Die Wortkünstler behaupten von ihrer Kunst, sie sei wegen ihres indirekten, linearen Charakters höherzustufen; das Schaffen von Wahrhaftigkeit sei schwieriger und darum kunstvoller als das Alles-auf-einmal der Malerei. Leonardo da Vinci setzt dem keck entgegen, dass die Umständlichkeit der Sprache diese nie zum Ziel kommen lasse: Während der Maler alles unmittelbar zeige, bleibe der Dichter durstig, hungrig und ermattet zurück («...la tua lingua sarà impedita dalla sete, et il corpo dal sonno e fame, prima chè tu co’ parole dimostri quello, che in un istante il pittore ti dimostra», Libro della pittura, zit. Rosen). Hingegen lobt der Dichter Francesco Petrarca Homer als den grössten Maler der Antike («primo pintor delle memorie antiche», Trionfo della fama, zit. Rosen), weil es ihm eben gelungen sei, Szenen mit Worten unmittelbar lebendig zu gestalten. So male er mit Worten. Eine mit Verve geführte Debatte, in der es auch darum geht, das Wesen der Künste zu charakterisieren und sie allesamt vom Stigma der nichtigen Kopie zu befreien.

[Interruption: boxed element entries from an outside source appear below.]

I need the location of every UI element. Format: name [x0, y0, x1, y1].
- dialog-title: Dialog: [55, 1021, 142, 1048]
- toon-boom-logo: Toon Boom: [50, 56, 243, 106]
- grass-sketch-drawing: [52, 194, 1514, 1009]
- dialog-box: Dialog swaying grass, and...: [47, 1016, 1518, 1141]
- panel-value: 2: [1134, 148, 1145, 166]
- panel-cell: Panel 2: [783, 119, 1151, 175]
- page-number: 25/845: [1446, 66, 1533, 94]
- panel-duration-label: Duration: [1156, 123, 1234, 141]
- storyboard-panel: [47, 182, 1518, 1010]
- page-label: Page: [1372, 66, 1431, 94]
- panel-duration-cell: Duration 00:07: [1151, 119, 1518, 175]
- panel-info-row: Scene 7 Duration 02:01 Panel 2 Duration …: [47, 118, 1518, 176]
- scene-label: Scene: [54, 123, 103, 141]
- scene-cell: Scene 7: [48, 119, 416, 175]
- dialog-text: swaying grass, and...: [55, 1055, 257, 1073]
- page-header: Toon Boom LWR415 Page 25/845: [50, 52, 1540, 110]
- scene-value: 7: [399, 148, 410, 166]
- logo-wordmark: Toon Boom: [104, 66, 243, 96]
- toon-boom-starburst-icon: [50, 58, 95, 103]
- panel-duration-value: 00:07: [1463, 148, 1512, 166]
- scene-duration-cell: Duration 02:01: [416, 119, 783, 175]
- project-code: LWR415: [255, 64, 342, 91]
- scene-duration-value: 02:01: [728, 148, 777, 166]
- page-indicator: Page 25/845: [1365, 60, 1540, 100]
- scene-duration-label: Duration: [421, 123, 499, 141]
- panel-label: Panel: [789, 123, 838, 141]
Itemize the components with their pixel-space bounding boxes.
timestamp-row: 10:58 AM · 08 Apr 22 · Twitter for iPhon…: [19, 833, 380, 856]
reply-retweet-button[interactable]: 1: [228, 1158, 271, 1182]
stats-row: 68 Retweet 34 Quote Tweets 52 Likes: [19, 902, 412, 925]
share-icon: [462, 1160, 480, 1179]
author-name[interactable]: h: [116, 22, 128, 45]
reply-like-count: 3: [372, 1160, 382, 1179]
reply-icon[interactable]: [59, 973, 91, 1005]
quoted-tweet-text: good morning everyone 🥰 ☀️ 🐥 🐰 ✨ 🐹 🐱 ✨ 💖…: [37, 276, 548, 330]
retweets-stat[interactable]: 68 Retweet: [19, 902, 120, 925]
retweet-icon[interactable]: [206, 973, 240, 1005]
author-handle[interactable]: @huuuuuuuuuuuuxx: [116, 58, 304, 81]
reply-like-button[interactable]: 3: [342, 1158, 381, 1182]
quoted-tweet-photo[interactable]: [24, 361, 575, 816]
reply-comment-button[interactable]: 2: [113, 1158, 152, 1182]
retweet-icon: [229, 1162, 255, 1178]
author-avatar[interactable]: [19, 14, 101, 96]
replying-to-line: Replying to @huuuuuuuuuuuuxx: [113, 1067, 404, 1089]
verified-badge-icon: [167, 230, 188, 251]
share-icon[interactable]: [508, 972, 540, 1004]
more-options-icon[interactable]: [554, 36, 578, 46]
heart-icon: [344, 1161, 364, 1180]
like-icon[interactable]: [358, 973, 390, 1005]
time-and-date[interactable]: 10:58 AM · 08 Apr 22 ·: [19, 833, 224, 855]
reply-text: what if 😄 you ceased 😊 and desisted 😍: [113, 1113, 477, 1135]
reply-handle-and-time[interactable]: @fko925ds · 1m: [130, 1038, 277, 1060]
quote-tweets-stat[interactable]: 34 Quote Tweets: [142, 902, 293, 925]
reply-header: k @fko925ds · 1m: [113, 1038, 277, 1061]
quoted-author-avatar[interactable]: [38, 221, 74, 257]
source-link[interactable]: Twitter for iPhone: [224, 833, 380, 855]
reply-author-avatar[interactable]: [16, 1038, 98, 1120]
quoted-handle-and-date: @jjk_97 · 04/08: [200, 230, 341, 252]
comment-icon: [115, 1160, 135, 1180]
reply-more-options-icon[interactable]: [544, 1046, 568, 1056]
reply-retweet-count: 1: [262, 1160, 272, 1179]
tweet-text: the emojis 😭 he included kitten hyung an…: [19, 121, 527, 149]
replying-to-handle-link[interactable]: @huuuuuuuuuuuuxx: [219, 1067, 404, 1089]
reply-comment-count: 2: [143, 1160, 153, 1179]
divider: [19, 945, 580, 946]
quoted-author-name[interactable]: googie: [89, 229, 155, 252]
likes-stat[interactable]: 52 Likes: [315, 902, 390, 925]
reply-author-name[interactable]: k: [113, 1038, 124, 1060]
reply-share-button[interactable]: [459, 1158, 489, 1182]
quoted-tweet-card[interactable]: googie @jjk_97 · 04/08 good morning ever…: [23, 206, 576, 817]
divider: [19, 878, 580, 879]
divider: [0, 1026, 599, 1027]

Einige Jahrhunderte später straft der Maler René Magritte Leonardos Behauptung Lügen: Seine selbstironische Bildunterschrift «Ceci n’est pas une pipe» negiert die Wahrhaftigkeit der gemalten Tabakpfeife und verweist so auf die Künstlichkeit von Kunst, auf ihr Gemachtsein. Damit betont er auch die Notwendigkeit der Kooperation und Mittäterschaft des Publikums. Der Romantiker Samuel Taylor Coleridge nannte dies «the willing suspension of disbelief»: die Bereitschaft des Lesers, sich auf die Kunst einzulassen und an sie zu glauben, um sich von ihr beflügeln zu lassen. Das Publikum lässt sich von der künstlerischen Energie treffen und setzt diese in Umlauf.

Dies alles scheint weit weg vom Fussball und meinem Kopf, der jetzt nicht nur vom Aufprall des Fussballs, sondern von all den Definitionen brummt. Wo der Aufprall für einen Moment einen Eindruck hinterliess, ist jetzt ein knallroter Fleck. Was für die Energie in der Kunst gilt, gilt auch in der Physik: Energie kann nicht erschaffen oder zerstört werden. Sie kann nur von einer Form in eine andere überführt werden. In ähnlicher Weise wird die Energie des Kunstwerks in seiner Betrachterin freigesetzt.

«Toooooor!» - Unmittelbar vor Spielende entscheidet mein Lieblingsteam das Spiel für sich und steht nun im Final. Ich bin beeindruckt. Doppelt.

Literaturhinweis:
Valeska von Rosen, «Die Enargeia des Gemäldes. Zu einem vergessenen Inhalt des ‘Ut-pictura-poesis’ und seiner Relevanz für das cinquecenteske Bildkonzept», Marburger Jahrbuch für Kunstwissenschaft, 27 (2000): 171-208.